News

Care-Peat - Restoring the carbon storage capacity of peatlands

Date Released: Thursday, September 30, 2021

Care-Peat

Key Information

EU Funding

€4.22m

Total Budget

€7.03m

Timeline

2019-2023

Taking care of peatlands

Care-Peat is an Interreg North-West Europe (NWE) project with 12 partners working together to reduce carbon emissions and restore the carbon storage capacity of different types of peatlands in North-West Europe. The main partnership consists of 7 knowledge institutes and 5 nature organisations from Belgium, France, Ireland, the Netherlands and the United Kingdom. Together with 5 sub-partners and 47 associated partners, we develop and test new techniques and socio-economic strategies for carbon reduction.

Peatlands tackling climate change

Why focus on peatlands? Peatlands are not only habitats with a highly specialised flora and fauna, they also play an important role in global climate regulation. Northern hemisphere peatlands count for 3 to 5% of total land area and contain approximately 33% of global soil carbon. Therefore peatlands have a strong natural potential to save carbon and play an important role in nature based solutions for climate change.

When peatlands are drained, the well preserved carbon is released as greenhouse gases to the atmosphere. That is why it is important to keep peatlands wet. Unfortunately many peatlands are degraded and emit rather than store carbon. The global annual greenhouse gas emissions from drained organic soils are twice that from aviation. We need to act now to prevent further degradation and encourage more recovery of our remaining peatlands.

What does Care-Peat do?

The main goal of Care-Peat is to set up and demonstrate innovative technologies for new restoration and carbon measurement techniques and involve local and regional stakeholders.

Therefore the nature organisations, together with local landowners, restore peatlands of 7 different pilot sites ranging from one to 250 hectares and demonstrate the (potential) carbon savings of the restoration. For each pilot site different restoration techniques are used - from manual management to growing additional peat moss. Throughout the project the organisations are supported by the knowledge institutes that work together to develop and test new equipment, methods and models to predict carbon flows (e.g. by the use of drones and satellites to guide restoration and provide input for carbon models). Care-Peat also works with innovative companies in the field of restoration and develops partnerships with local and regional stakeholders to increase the impact of pilots and maximise socio-economic benefits.

Important outputs of Care-Peat are the publication of a management and decision support tool and a set of socio-economic models concerning the best options for peatland restoration in regard to carbon storage. This way the results of the project are transferred and replicated to users across North-West Europe to determine the most appropriate management measures, even after Care-Peat has ended.

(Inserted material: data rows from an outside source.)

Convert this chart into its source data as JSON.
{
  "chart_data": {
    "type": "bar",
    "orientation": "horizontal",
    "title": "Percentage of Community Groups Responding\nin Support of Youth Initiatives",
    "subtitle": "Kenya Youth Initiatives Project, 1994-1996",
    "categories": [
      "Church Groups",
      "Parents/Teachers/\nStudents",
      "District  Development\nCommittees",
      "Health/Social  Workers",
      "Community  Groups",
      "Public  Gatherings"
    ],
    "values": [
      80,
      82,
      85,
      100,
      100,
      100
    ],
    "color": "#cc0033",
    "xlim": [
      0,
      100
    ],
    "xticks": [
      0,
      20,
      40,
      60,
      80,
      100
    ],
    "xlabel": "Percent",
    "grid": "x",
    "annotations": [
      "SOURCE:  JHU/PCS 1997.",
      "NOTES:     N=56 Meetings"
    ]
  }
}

In 2021, as part of the Interreg NWE programme, the Care-Peat project was given the opportunity to strengthen its scope with a so called ‘capitalisation project’. The aim is to apply the project results to new areas and a new target group in North-West Europe. The approval resulted in no less than 3 new partners and 6 new associated partners who joined our consortium.

In the capitalisation project we develop a unified methodology for assessing GHG emissions from peatlands, that is widely applicable in North-West Europe (different peatland types and regions), and thus increase the impact of the decision support tool. Also we include farmers and farmer organisations as a new main target group by engaging with them directly and incorporate best practices for carbon savings on farmland.

How much carbon can be saved?

Care-Peat is ambitious. By the end of the project in 2023, we expect that about 8137 tonnes of carbon emissions per year are prevented from losses and stored in the 7 pilot sites (in total approximately 645 hectares).

After 2023 we hope that nature conservation and other organisations all over the North-West Europe region will take further measures, resulting in the restoration of many more peatlands. And the more peatlands are restored, the more carbon is saved. In this way peatlands can become an important natural partner in climate policies across North-West Europe.